With the advent of the Baldrige Award, many states developed their own awards based on the Baldrige Criteria. These early adopters typically modified the Criteria for their needs, although it wasn’t long before they started using the same Criteria without any changes.
There was no single approach to forming a state program. Some had government support; others didn’t. Most were nonprofit groups. A few were private efforts. Some were run out of state universities; others by leaders who had separate full-time jobs.
The nature of their awards varied, too. The state programs tended to be broader than the national program with more award categories (a gold/silver/bronze kind of deal) and more services (i.e., consulting, face-to-face feedback reporting, and a site visit for anyone who wanted one).
As of 2009, 37 states have active programs. You can see a complete list of state and local programs, along with contact information and Web site links, at the Alliance for Performance Excellence, a nonprofit network of international, national, state, and local Baldrige-based award programs.
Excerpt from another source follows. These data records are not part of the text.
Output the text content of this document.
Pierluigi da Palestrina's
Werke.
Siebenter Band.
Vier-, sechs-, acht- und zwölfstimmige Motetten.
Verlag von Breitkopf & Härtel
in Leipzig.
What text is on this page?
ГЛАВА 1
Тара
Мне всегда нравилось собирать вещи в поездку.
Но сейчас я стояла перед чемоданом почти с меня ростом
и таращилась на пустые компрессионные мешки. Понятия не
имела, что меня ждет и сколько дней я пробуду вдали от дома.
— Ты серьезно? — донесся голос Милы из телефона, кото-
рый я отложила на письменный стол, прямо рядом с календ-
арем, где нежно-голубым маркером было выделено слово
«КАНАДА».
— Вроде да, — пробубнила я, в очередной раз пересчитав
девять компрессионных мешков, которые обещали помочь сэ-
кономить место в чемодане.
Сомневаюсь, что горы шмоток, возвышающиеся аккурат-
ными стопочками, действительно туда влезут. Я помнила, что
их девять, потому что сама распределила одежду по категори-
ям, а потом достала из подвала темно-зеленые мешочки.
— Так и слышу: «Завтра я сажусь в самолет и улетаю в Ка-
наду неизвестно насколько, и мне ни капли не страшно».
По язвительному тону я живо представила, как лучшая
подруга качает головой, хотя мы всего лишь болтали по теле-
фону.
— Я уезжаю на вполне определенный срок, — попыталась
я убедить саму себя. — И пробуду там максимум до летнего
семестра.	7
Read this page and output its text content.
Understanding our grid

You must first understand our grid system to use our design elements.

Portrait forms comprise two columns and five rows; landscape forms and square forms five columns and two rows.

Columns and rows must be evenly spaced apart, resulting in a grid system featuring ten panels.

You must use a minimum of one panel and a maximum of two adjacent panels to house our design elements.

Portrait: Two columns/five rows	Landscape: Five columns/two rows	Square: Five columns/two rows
I encourage any organization that operates in one of these 37 states and that wants external feedback on its Baldrige assessment to start with its state program. You will get personal service, valuable feedback, and ongoing support for your improvement efforts.
It’s a path several Baldrige Award recipients have followed including recent winners Iredell Statesville Schools (North Carolina), Poudre Valley Health System (Colorado), City of Coral Springs (Florida), and PRO-TEC Coating Company (Ohio).